Trump could have challenged the grand jury subpoenas in court, a third review. Trump’s lawyers accepted service of the subpoenas — and did nothing.
Trump could have also asked the magistrate for a special master immediately following that search — as his lawyers Rudy Giuliani and Michael Cohen did when their offices were searched. He did not.
This was hardly a secret investigation, sprung on Trump at the last minute. Still, as Trump’s own Attorney General Bill Barr said, Trump “jerked around” the authorities until they had no choice but to search. He claimed that the Presidential Records Act was unenforceable against him, that the rules governing classified information didn’t apply and has attacked everyone involved: the magistrate judge, the FBI, the National Archives, the DOJ, and the attorney general. He tried to delegitimize the legal process at all levels.
Sadly, the judge’s decision played into that narrative. The court highlighted a few minor errors in the DOJ’s review of privileged information and noted some personal effects were swept up in the search.
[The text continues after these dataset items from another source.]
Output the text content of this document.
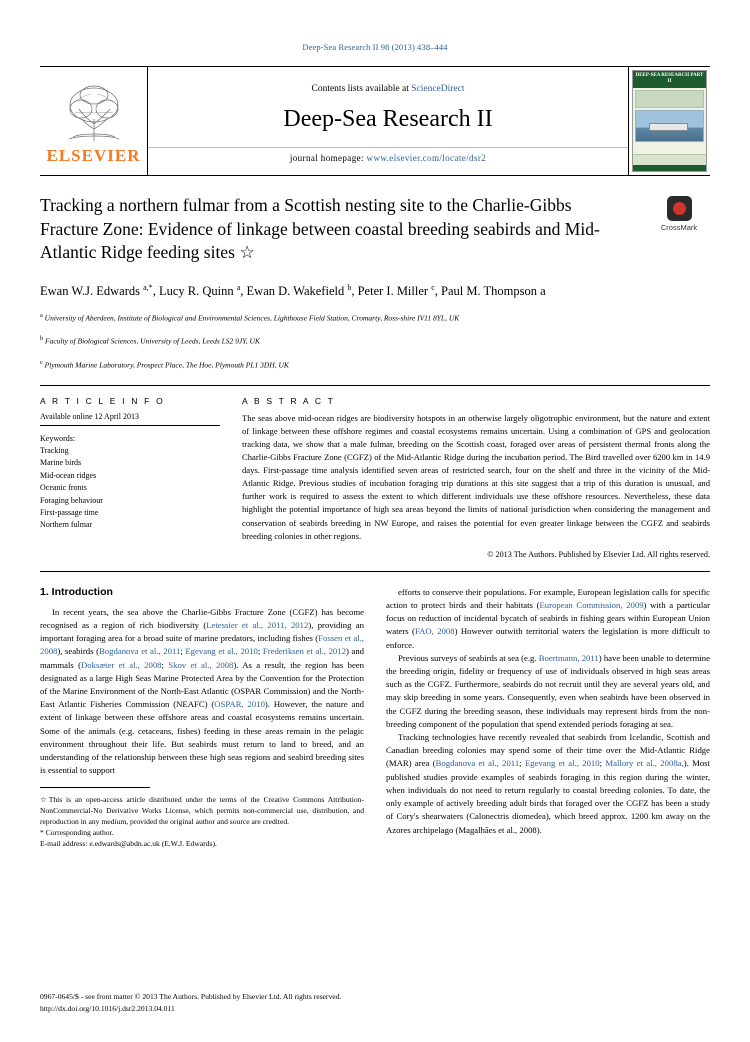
Deep-Sea Research II 98 (2013) 438–444
ELSEVIER
Contents lists available at ScienceDirect
Deep-Sea Research II
journal homepage: www.elsevier.com/locate/dsr2
DEEP-SEA RESEARCH PART II
Tracking a northern fulmar from a Scottish nesting site to the Charlie-Gibbs Fracture Zone: Evidence of linkage between coastal breeding seabirds and Mid-Atlantic Ridge feeding sites ☆
CrossMark
Ewan W.J. Edwards $^{a,*}$, Lucy R. Quinn $^a$, Ewan D. Wakefield $^b$, Peter I. Miller $^c$, Paul M. Thompson a
$^a$ University of Aberdeen, Institute of Biological and Environmental Sciences, Lighthouse Field Station, Cromarty, Ross-shire IV11 8YL, UK
$^b$ Faculty of Biological Sciences, University of Leeds, Leeds LS2 9JY, UK
$^c$ Plymouth Marine Laboratory, Prospect Place, The Hoe, Plymouth PL1 3DH, UK
A R T I C L E I N F O
Available online 12 April 2013
Keywords:
Tracking
Marine birds
Mid-ocean ridges
Oceanic fronts
Foraging behaviour
First-passage time
Northern fulmar
A B S T R A C T
The seas above mid-ocean ridges are biodiversity hotspots in an otherwise largely oligotrophic environment, but the nature and extent of linkage between these offshore regimes and coastal ecosystems remains uncertain. Using a combination of GPS and geolocation tracking data, we show that a male fulmar, breeding on the Scottish coast, foraged over areas of persistent thermal fronts along the Charlie-Gibbs Fracture Zone (CGFZ) of the Mid-Atlantic Ridge during the incubation period. The Bird travelled over 6200 km in 14.9 days. First-passage time analysis identified seven areas of restricted search, four on the shelf and three in the vicinity of the Mid-Atlantic Ridge. Previous studies of incubation foraging trip durations at this site suggest that a trip of this duration is unusual, and further work is required to assess the extent to which different individuals use these offshore resources. Nevertheless, these data highlight the potential importance of high sea areas beyond the limits of national jurisdiction when considering the management and conservation of seabirds breeding in NW Europe, and raises the potential for even greater linkage between the CGFZ and seabirds breeding colonies in other regions.
© 2013 The Authors. Published by Elsevier Ltd. All rights reserved.
1. Introduction

In recent years, the sea above the Charlie-Gibbs Fracture Zone (CGFZ) has become recognised as a region of rich biodiversity (Letessier et al., 2011, 2012), providing an important foraging area for a broad suite of marine predators, including fishes (Fossen et al., 2008), seabirds (Bogdanova et al., 2011; Egevang et al., 2010; Frederiksen et al., 2012) and mammals (Doksæter et al., 2008; Skov et al., 2008). As a result, the region has been designated as a large High Seas Marine Protected Area by the Convention for the Protection of the Marine Environment of the North-East Atlantic (OSPAR Commission) and the North-East Atlantic Fisheries Commission (NEAFC) (OSPAR, 2010). However, the nature and extent of linkage between these offshore areas and coastal ecosystems remains uncertain. Some of the animals (e.g. cetaceans, fishes) feeding in these areas remain in the pelagic environment throughout their life. But seabirds must return to land to breed, and an understanding of the relationship between these high seas regions and seabird breeding sites is essential to support

☆This is an open-access article distributed under the terms of the Creative Commons Attribution-NonCommercial-No Derivative Works License, which permits non-commercial use, distribution, and reproduction in any medium, provided the original author and source are credited.
* Corresponding author.
E-mail address: e.edwards@abdn.ac.uk (E.W.J. Edwards).

efforts to conserve their populations. For example, European legislation calls for specific action to protect birds and their habitats (European Commission, 2009) with a particular focus on reduction of incidental bycatch of seabirds in fishing gears within European Union waters (FAO, 2008) However outwith territorial waters the legislation is more difficult to enforce.

Previous surveys of seabirds at sea (e.g. Boertmann, 2011) have been unable to determine the breeding origin, fidelity or frequency of use of individuals observed in high seas areas such as the CGFZ. Furthermore, seabirds do not recruit until they are several years old, and may skip breeding in some years. Consequently, even when seabirds have been observed in the CGFZ during the breeding season, these individuals may represent birds from the non-breeding component of the population that spend extended periods foraging at sea.

Tracking technologies have recently revealed that seabirds from Icelandic, Scottish and Canadian breeding colonies may spend some of their time over the Mid-Atlantic Ridge (MAR) area (Bogdanova et al., 2011; Egevang et al., 2010; Mallory et al., 2008a,). Most published studies provide examples of seabirds foraging in this region during the winter, when individuals do not need to return regularly to coastal breeding colonies. To date, the only example of actively breeding adult birds that foraged over the CGFZ has been a study of Cory's shearwaters (Calonectris diomedea), which breed approx. 1200 km away on the Azores archipelago (Magalhães et al., 2008).

0967-0645/$ - see front matter © 2013 The Authors. Published by Elsevier Ltd. All rights reserved.
http://dx.doi.org/10.1016/j.dsr2.2013.04.011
She cited mistakes in other DOJ cases, which had no bearing here. She minimized Trump’s delay in seeking a special master; she didn’t mention all the other ways in which he could have sought review, let alone the extraordinary deference that was shown to him throughout.
Still, what’s the big deal with yet another review, during which the DOJ is barred from using the documents it has taken (while allowing a national security damage assessment concerning the classified documents that were found)? The big deal is the conclusion that executive privilege applies here at all and that a criminal investigation will be delayed for no reason. But here’s the silver lining: While it could give Trump more time to bluster, it could also silence his court-bashing. He got most of what he asked for in this round. Of course, his silence will last only until the special master (or the court of appeals) rejects his claims, which is likely.
Nancy Gertner is a retired federal judge in Boston and a law professor at Harvard Law School.